Recent Advances with Newer Quinolones:  
  1. Grepafloxacin in o/d regimen is superior to ciprofloxacin in Streptococci pneumoniae

  2. Gatifloxacin o/d is highly effective in Respiratory & UTI and did not exhibit any phototoxicity.
  3. Sitfloxacin useful in treatment of Catheter associated  nosocomial and other infections by Pseudomonas species with less chance for resistance induction .
  4. Oral Trovafloxacin is very effective against MDR respiratory pathogen because of its greater penetration into respiratory fluids and secretion.
  5. Moxifloxacin is highly effective in  M. catrrhalis, Chlamydiae, Mycoplasmae, Legionellae because of its 10 fold Intra Cellular concentrations  on oral administration.
  6. Moxifloxacin is highly active against str. peumoniae (Penicillin/macrolide resistant)

  7. Newer quinolones  have greater activity than macrolide or cephalosporins against common respiratory pathogens and therefore useful in;                

    -         community acquired pneumonia

    -         Penicillin resistant Streptococci pneumonia

    -         Beta-lactamase resistant H.influenzae

    -         Beta-lactamase resistant Mor.catarrhalis.  

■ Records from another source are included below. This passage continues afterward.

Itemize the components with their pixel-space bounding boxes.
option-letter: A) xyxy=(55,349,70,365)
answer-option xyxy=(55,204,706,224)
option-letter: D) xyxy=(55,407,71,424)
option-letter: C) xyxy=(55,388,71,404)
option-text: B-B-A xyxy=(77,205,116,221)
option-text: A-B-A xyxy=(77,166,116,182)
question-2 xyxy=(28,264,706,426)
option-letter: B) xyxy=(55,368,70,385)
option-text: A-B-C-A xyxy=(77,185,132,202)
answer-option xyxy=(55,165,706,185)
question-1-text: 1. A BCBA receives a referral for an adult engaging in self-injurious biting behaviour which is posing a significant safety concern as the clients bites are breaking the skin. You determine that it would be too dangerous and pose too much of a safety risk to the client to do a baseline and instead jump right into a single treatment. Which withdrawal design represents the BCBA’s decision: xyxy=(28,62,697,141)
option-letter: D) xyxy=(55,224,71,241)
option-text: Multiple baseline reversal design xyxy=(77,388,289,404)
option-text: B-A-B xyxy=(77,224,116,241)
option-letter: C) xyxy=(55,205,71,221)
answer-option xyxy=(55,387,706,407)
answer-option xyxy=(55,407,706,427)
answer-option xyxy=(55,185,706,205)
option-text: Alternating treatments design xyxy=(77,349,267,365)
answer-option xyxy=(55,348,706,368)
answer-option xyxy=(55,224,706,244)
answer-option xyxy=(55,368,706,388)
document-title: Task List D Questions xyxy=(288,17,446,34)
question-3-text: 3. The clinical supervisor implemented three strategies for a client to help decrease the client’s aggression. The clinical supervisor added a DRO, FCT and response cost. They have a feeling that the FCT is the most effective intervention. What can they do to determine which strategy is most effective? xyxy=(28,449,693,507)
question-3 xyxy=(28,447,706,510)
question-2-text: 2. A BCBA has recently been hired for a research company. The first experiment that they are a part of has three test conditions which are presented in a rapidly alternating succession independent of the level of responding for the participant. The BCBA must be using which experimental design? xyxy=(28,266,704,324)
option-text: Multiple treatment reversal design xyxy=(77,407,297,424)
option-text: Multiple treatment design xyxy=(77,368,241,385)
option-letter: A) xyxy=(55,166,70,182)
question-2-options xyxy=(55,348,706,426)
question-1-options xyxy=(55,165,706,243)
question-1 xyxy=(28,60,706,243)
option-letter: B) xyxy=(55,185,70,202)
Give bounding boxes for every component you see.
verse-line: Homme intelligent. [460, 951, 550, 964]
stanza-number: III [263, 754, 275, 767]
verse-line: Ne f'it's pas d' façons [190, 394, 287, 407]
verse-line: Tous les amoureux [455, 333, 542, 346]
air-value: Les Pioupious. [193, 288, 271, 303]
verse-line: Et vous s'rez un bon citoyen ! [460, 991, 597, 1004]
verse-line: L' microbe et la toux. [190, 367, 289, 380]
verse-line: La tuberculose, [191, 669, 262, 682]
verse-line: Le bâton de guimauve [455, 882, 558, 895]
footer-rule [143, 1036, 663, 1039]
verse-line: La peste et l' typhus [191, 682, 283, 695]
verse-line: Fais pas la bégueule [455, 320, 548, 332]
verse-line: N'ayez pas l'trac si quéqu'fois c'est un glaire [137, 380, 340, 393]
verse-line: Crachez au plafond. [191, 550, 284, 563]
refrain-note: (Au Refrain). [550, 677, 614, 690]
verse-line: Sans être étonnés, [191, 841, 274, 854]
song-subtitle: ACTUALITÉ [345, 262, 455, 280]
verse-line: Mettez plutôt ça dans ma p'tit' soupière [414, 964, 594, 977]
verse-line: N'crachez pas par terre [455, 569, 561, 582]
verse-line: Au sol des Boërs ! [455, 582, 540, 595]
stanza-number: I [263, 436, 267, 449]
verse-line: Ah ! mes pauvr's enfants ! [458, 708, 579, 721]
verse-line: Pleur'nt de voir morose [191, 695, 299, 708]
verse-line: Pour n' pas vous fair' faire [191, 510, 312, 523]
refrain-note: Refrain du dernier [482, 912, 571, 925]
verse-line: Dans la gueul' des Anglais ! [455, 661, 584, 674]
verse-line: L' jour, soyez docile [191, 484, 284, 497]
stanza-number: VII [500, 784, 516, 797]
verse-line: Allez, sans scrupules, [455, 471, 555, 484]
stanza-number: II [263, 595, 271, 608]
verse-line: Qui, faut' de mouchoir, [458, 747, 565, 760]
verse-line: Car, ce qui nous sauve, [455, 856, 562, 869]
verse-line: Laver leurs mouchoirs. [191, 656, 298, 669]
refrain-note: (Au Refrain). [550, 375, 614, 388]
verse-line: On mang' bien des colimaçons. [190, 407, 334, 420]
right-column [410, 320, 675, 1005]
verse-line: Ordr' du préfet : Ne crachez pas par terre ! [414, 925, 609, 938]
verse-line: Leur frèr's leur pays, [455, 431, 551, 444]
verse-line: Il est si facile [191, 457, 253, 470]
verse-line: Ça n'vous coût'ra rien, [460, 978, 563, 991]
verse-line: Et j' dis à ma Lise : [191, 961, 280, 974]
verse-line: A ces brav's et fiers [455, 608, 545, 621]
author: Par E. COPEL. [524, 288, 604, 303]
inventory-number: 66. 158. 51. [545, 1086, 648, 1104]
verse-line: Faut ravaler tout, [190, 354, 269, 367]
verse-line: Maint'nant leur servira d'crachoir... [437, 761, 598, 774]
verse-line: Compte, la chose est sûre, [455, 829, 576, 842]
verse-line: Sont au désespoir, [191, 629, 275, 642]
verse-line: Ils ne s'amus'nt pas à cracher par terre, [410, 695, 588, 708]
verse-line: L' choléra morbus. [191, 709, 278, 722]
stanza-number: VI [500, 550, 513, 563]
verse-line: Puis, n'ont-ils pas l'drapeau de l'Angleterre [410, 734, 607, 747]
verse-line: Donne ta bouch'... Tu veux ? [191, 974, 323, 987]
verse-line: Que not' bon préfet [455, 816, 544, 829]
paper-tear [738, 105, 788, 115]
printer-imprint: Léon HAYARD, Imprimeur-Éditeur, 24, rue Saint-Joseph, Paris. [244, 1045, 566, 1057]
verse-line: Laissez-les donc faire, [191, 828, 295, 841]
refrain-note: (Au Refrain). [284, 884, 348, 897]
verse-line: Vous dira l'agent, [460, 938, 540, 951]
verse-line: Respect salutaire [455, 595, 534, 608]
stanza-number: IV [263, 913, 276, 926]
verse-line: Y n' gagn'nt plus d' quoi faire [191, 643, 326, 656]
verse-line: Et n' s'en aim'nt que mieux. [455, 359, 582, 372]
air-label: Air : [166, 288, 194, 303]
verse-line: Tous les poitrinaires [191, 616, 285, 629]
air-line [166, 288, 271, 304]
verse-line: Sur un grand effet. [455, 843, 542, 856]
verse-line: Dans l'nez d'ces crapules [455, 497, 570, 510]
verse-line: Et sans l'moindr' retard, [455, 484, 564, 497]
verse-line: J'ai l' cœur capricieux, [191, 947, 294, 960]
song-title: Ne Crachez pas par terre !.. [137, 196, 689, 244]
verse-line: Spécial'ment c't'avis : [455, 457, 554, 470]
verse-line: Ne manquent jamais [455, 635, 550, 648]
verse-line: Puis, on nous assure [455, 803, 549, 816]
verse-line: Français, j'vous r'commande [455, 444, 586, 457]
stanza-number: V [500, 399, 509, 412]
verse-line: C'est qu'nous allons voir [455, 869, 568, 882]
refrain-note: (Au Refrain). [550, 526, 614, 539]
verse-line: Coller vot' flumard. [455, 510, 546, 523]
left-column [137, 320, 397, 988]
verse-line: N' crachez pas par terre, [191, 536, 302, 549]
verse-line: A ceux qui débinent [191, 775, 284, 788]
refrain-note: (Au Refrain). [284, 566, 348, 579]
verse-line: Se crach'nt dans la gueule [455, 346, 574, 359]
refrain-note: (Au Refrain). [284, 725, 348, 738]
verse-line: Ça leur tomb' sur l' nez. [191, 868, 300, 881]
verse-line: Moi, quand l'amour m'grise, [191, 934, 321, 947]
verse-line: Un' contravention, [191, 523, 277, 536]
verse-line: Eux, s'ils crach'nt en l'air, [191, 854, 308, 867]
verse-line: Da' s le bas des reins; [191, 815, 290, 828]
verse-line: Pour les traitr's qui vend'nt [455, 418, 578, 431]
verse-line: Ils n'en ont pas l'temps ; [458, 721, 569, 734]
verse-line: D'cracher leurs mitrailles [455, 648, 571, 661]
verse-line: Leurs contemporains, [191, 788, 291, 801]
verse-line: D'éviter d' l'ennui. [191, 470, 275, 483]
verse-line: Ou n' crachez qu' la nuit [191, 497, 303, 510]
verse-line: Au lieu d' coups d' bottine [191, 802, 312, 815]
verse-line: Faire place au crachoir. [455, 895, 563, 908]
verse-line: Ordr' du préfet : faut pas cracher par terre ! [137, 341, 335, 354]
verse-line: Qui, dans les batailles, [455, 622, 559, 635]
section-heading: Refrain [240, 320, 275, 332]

H.  Once /day alatrovafloxacin/Trovafloxacin  IV to oral treatment is clinically effective as twice/day IV to oral ciprofloxacin for treatment of nosocomial infections with no additional anaerobic coverage.

Future Quinolones:

  • Greater potency

  • Reduced frequency of resistance selection

  • Better CNS/CSF penetration

  • Improved safety & tolerability

  • Greater activity against gram+ve species

  • Effective against IC pathogens

  • Enhanced activity against anaerobes

  • Suitable for paediatric use.




MBC - Min bactericidal concentration @ which no colony forms after 24 hrs of incubation @ 35’ C

MIC – Defined as the lowest concentration of antibacterial agent that inhibits the development of visible growth in the broth.

PAE – Post Antibiotic Effect is the term used to describe suppression of bacterial growth that persists after short exposure of organism to antimicrobial agent. PAE may have a clinical effect on antimicrobial dosage.